Bianca & Katja, Buchhändlerinnen O-Books

Wenn James Joyce Recht hat und das Leben tatsächlich zu kurz für schlechte Bücher ist, dann ist eine Buchhandlung mit Haltung der richtige Weg zum Ziel. Ein Streifzug durch drei Buchhandlungen in drei verschiedenen «Dörfern» Wiens.

TEXT: FLORIAN MÜLLER
FOTOS: JANA MADZIGON

Freitagnachmittag, die Wiener ­Innenstadt wimmelt. Doch in der U-förmigen ­Kleeblattgasse, die an beiden Enden in die ­Tuchlauben mündet, verliert sich das Getümmel. «Die Kleeblattgasse ist wie ein kleines Dorf. Man grüßt sich in der Früh und fragt sich, wie es geht», erklärt Jenny ­Unger, die ­bereits vor über zehn Jahren gemeinsam mit ­Paula ­Bolyos die Buchhandlung ­ChickLit ­gegründet und heuer erstmals ein Straßenfest ­veranstaltet hat. Sie sieht das ­Lokal nicht an ­einer «noblen ­Adresse». Seit Jahrzehnten sind hier schon ­feministische ­Projekte zuhause. Zuvor ­waren es die ­Re­daktionsräumlichkeiten der Frauen­zeitschrift Auf. Damals, in den 70er-, 80er-Jahren, wurde einfach ein Raum für ­feministische Projekte gesucht und gefunden. Viele Nachbar:innen seien Kund:innen der Buchhandlung, erzählt Unger. Hier werden auch Fahrradpumpen hergeborgt und Pakete übernommen.
Sehr bewusst haben sich Katja Fetty und Bianca-Maria Braunshofer für ihren Standort im schicken Nordbahnhof-Viertel im zweiten Wiener Gemeindebezirk entschieden, an dem noch vieles im Entstehen ist. Auch o*books hat sich den Themen ­Feminismus, Queerness, LGBTIQ*, BIPoC, ­Anti-Rassismus und Inklusion verschrieben. «Wir sind trotzdem nicht die feministische und die queere Buchhandlung, weil wir uns auch als Grätzlbuchhandlung verstehen», erklärt Fetty. «Hätten wir einen anderen Standort, würde die Buchhandlung ein wenig anders aussehen und wäre wohl noch feministischer.» Das im Oktober eröffnete Geschäft will ein «Safe Space» sein. «Bei uns heißt Safe Space, dass sich jede Person willkommen fühlt. Egal, welche Hautfarbe sie hat. Oder ein Kind ist, das schreit.» Zu dieser Idee gehört eben auch, dass sich jede und jeder in der Auswahl der Bücher wiederfindet.

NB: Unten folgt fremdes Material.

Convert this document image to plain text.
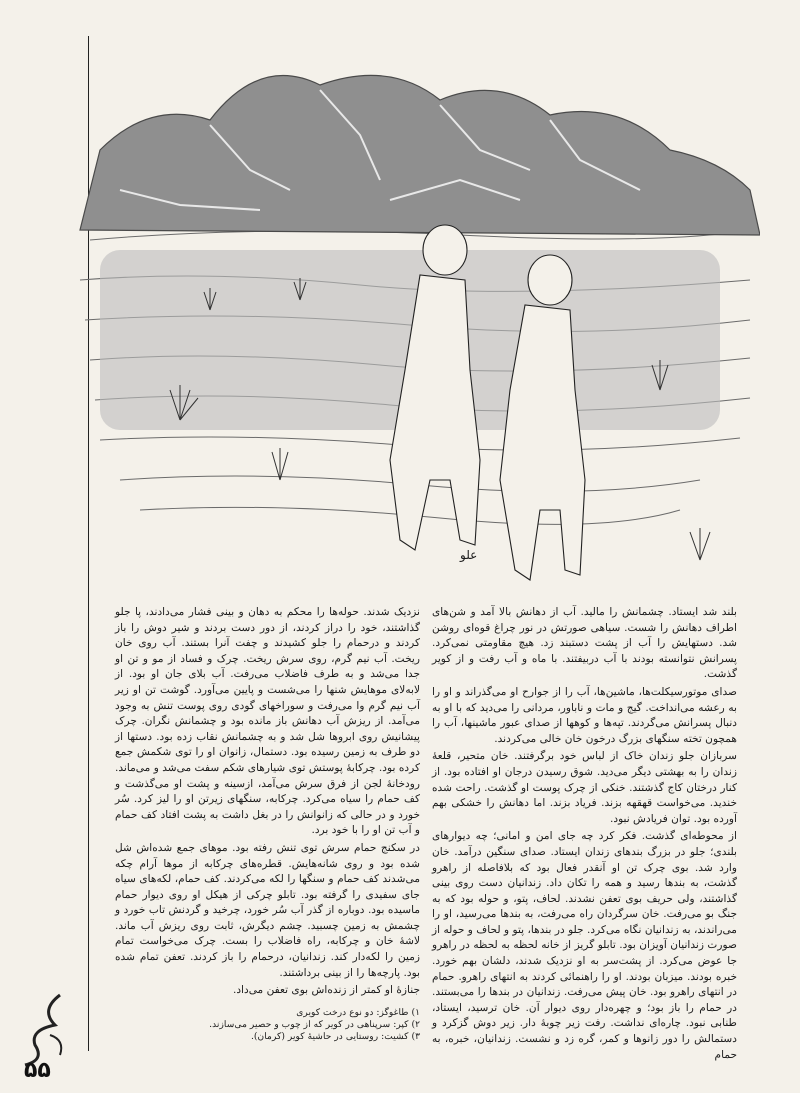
علو

بلند شد ایستاد. چشمانش را مالید. آب از دهانش بالا آمد و شن‌های اطراف دهانش را شست. سیاهی صورتش در نور چراغ قوه‌ای روشن شد. دستهایش را آب از پشت دستبند زد. هیچ مقاومتی نمی‌کرد. پسرانش نتوانسته بودند با آب دربیفتند. با ماه و آب رفت و از کویر گذشت.

صدای موتورسیکلت‌ها، ماشین‌ها، آب را از جوارح او می‌گذراند و او را به رعشه می‌انداخت. گیج و مات و ناباور، مردانی را می‌دید که با او به دنبال پسرانش می‌گردند. تپه‌ها و کوهها از صدای عبور ماشینها، آب را همچون تخته سنگهای بزرگ درخون خان خالی می‌کردند.

سربازان جلو زندان خاک از لباس خود برگرفتند. خان متحیر، قلعهٔ زندان را به بهشتی دیگر می‌دید. شوق رسیدن درجان او افتاده بود. از کنار درختان کاج گذشتند. خنکی از چرک پوست او گذشت. راحت شده خندید. می‌خواست قهقهه بزند. فریاد بزند. اما دهانش را خشکی بهم آورده بود. توان فریادش نبود.

از محوطه‌ای گذشت. فکر کرد چه جای امن و امانی؛ چه دیوارهای بلندی؛ جلو در بزرگ بندهای زندان ایستاد. صدای سنگین درآمد. خان وارد شد. بوی چرک تن او آنقدر فعال بود که بلافاصله از راهرو گذشت، به بندها رسید و همه را تکان داد. زندانیان دست روی بینی گذاشتند، ولی حریف بوی تعفن نشدند. لحاف، پتو، و حوله بود که به جنگ بو می‌رفت. خان سرگردان راه می‌رفت، به بندها می‌رسید، او را می‌راندند، به زندانیان نگاه می‌کرد. جلو در بندها، پتو و لحاف و حوله از صورت زندانیان آویزان بود. تابلو گریز از خانه لحظه به لحظه در راهرو جا عوض می‌کرد. از پشت‌سر به او نزدیک شدند، دلشان بهم خورد. خبره بودند. میزبان بودند. او را راهنمائی کردند به انتهای راهرو. حمام در انتهای راهرو بود. خان پیش می‌رفت. زندانیان در بندها را می‌بستند. در حمام را باز بود؛ و چهره‌دار روی دیوار آن. خان ترسید، ایستاد، طنابی نبود. چاره‌ای نداشت. رفت زیر چوبهٔ دار. زیر دوش گزکرد و دستمالش را دور زانوها و کمر، گره زد و نشست. زندانیان، خبره، به حمام

نزدیک شدند. حوله‌ها را محکم به دهان و بینی فشار می‌دادند، پا جلو گذاشتند، خود را دراز کردند، از دور دست بردند و شیر دوش را باز کردند و درحمام را جلو کشیدند و چفت آنرا بستند. آب روی خان ریخت. آب نیم گرم، روی سرش ریخت. چرک و فساد از مو و تن او جدا می‌شد و به طرف فاضلاب می‌رفت. آب بلای جان او بود. از لابه‌لای موهایش شنها را می‌شست و پایین می‌آورد. گوشت تن او زیر آب نیم گرم وا می‌رفت و سوراخهای گودی روی پوست تنش به وجود می‌آمد. از ریزش آب دهانش باز مانده بود و چشمانش نگران. چرک پیشانیش روی ابروها شل شد و به چشمانش نقاب زده بود. دستها از دو طرف به زمین رسیده بود. دستمال، زانوان او را توی شکمش جمع کرده بود. چرکابهٔ پوستش توی شیارهای شکم سفت می‌شد و می‌ماند. رود‌خانهٔ لجن از فرق سرش می‌آمد، ازسینه و پشت او می‌گذشت و کف حمام را سیاه می‌کرد. چرکابه، سنگهای زیرتن او را لیز کرد. سُر خورد و در حالی که زانوانش را در بغل داشت به پشت افتاد کف حمام و آب تن او را با خود برد.

در سکنج حمام سرش توی تنش رفته بود. موهای جمع شده‌اش شل شده بود و روی شانه‌هایش. قطره‌های چرکابه از موها آرام چکه می‌شدند کف حمام و سنگها را لکه می‌کردند. کف حمام، لکه‌های سیاه جای سفیدی را گرفته بود. تابلو چرکی از هیکل او روی دیوار حمام ماسیده بود. دوباره از گذر آب سُر خورد، چرخید و گردنش تاب خورد و چشمش به زمین چسبید. چشم دیگرش، ثابت روی ریزش آب ماند. لاشهٔ خان و چرکابه، راه فاضلاب را بست. چرک می‌خواست تمام زمین را لکه‌دار کند. زندانیان، درحمام را باز کردند. تعفن تمام شده بود. پارچه‌ها را از بینی برداشتند.

جنازهٔ او کمتر از زنده‌اش بوی تعفن می‌داد.

۱) طاغوگز: دو نوع درخت کویری
۲) کپر: سرپناهی در کویر که از چوب و حصیر می‌سازند.
۳) کشیت: روستایی در حاشیهٔ کویر (کرمان).
۵۵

So bringen Autor:innen wie Katja Gasser, Thomas Stipsits, Michelle Obama, Kamala Harris oder Ulrike Lunacek durchaus Glamour in das nüchterne Neubau-Interieur.
Mit einer Wühlbox vor dem Geschäft strahlt die Buchhandlung im good old Stuwerviertel, ebenfalls im Zweiten, ein wenig das Flair eines Antiquariats aus, das es aber definitiv nicht ist. Das sei dem Vorgänger ­geschuldet, erklärt Alban Knoll, der gemeinsam mit einem Freund vor sieben Jahren mit dem Geschäft auch gebrauchte Bücher übernommen hatte. Sein Kompapgnon ging vor zwei Jahren nach Berlin, Knoll schupfte Stuwerbuch eine Zeit lang allein. Seit ­Oktober 2020 unterstützt ihn Raphael ­Fürli ­einige Stunden pro Woche. Das Publikum im Stuwerviertel sei unheimlich bunt, betont Knoll: «Es gibt die Leute aus den ausgebauten Dachböden, es gibt junge Familien, eine serbisch-kroatische Community und auch Alteingesessene, die das Stuwerviertel noch ganz anders erlebt haben.» Auch das akademische Publikum sei mit der ­Fachhochschule und der Wirtschaftsuni nicht weit.

Was ins Regal kommt.

Sowohl der Online-Shop als auch die Holzregale bei ChickLit tragen Kategorien wie «Nonbinäre ­Romane» oder «Lesben- und Queer-­Krimis» und ­ebenso wie bei o*books spielen hier ­Bücher in leichter Sprache eine ­Rolle genauso wie Graphic Novels. Sind Männer in der Buchhandlung ChickLit eigentlich willkommen? «Feministisch ist das Ding, was das für ein Geschlecht ist, spielt ja ­keine ­Rolle», zieht Jenny Unger vollkommen zurecht die ­Frage in Zweifel. «Auf jeden Fall!», antwortet ­Katja Fetty von o*books und ergänzt: «Es ist statistisch belegt, dass Frauen eher ­Frauen ­lesen und Männer eher Männer.» Wenn es der Buchhandlung gelingt, ­diese Statistik zu durchbrechen, dann ist viel ­gelungen. ­Alban Knoll lächelt, als ich ihn mit der ­Phrase «­unabhängige Buchhandlung ­abseits des Mainstreams» von seiner Website konfrontiere und frage, was das in der Praxis bedeutet. «Ich suche Literatur von unabhängigen, kleinen Verlagen aus, die ein Programm bieten, das man eben nicht in jeder Buchhandlung findet.» Da gehe es um Regionen wie Georgien oder Zimbabwe, die selten im Fokus stehen. Und es geht um bestimmte Inhalte. Seine Kund:innen sollen «vielleicht Anstöße zu Dingen bekommen, die bis jetzt noch nicht Thema waren». Gleichzeitig kann man bei Stuwerbuch Klassiker der Weltliteratur wie den Don Quijote und Bücher von Toni Morrison und Hannah Arendt erstehen. Auch Stuwerbuch sieht sich als Grätzlbuchhandlung mit einem breiten Repertoire. Nicht unbedeutend sind Themen der Stadtgeschichte, speziell des zweiten ­Bezirks, weil sie einfach gefragt sind. Auch der eine oder andere Ausstellungskatalog steht in den ­Billy-Regalen mit grauer Patina.

Handlung mit Haltung.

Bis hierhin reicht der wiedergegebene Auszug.